Winchester is a small city that has suffered from the opioid epidemic ravaging the United States—a public health crisis so large that it takes the life of about 115 Americans every single day. In Virginia, fatal drug overdoses are the leading cause of unnatural death, and have been since 2013. And yet Winchester’s story is not a tragedy, because even as the city grapples with addiction, it has earned a reputation for having created a uniquely strong community-led response to the opioid epidemic, including dedicated doctors and nurses.
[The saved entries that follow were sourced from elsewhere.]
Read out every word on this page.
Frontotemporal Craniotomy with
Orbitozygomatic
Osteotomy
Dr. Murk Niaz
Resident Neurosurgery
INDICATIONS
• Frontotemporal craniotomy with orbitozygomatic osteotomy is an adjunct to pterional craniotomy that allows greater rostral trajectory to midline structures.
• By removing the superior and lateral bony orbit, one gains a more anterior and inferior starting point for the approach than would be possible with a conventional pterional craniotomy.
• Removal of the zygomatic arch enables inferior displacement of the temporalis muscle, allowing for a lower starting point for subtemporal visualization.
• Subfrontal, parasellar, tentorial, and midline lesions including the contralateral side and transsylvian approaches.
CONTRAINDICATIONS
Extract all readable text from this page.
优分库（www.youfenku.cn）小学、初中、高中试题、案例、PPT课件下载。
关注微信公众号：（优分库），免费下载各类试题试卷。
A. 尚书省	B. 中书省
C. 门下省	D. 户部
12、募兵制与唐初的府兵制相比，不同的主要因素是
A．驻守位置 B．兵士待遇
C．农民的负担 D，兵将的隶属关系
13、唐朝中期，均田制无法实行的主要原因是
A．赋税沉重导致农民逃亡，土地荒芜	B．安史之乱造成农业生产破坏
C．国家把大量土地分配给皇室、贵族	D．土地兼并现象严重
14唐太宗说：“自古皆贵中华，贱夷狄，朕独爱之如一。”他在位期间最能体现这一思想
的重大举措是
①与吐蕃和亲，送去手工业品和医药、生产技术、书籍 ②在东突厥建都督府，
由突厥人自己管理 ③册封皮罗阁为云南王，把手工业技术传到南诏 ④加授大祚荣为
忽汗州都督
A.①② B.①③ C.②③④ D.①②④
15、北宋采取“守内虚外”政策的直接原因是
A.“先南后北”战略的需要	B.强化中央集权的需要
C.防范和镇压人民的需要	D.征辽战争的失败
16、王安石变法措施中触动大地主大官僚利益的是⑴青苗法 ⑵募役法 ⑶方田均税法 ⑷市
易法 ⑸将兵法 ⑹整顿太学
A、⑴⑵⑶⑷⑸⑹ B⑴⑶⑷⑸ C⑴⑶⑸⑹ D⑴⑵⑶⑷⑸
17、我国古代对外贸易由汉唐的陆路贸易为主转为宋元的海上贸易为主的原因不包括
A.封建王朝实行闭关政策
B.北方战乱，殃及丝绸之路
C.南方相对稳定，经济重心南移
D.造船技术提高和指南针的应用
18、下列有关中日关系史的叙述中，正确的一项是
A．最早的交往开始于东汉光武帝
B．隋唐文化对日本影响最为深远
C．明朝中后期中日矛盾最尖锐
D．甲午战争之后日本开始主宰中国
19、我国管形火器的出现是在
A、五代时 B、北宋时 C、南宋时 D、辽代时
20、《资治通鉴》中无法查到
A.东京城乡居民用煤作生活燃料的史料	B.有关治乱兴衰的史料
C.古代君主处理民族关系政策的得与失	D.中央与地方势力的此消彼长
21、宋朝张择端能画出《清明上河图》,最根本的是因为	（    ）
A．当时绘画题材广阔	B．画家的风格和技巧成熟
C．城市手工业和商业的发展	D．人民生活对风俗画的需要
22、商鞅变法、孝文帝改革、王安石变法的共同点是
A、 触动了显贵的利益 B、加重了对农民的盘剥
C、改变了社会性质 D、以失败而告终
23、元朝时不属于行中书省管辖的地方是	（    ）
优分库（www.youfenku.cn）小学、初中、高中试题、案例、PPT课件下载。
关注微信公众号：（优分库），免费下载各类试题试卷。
For Dr. Teresa Clawson, MEDNAX-affiliated neonatologist at Winchester Medical Center, the crisis started in 2009 when she first noticed an uptick in the number of babies being diagnosed with neonatal abstinence syndrome (NAS). She and her team formed the Perinatal Substance Abuse Task Force, and hospital officials say they have seen a change – they have gotten much better at identifying babies with NAS and the NICU has gotten better at treating babies born with addiction, including reducing average length of stay. “This is the result of caring more than others think is wise for addicted parents who have historically been cast aside; risking more than others think is necessary to encourage parents with the disease of drug addiction to be active participants in their babies’ care; and expecting more than others think is possible, to believe in each other and as a team to confront this difficult professional situation, and to believe in the families that we serve.”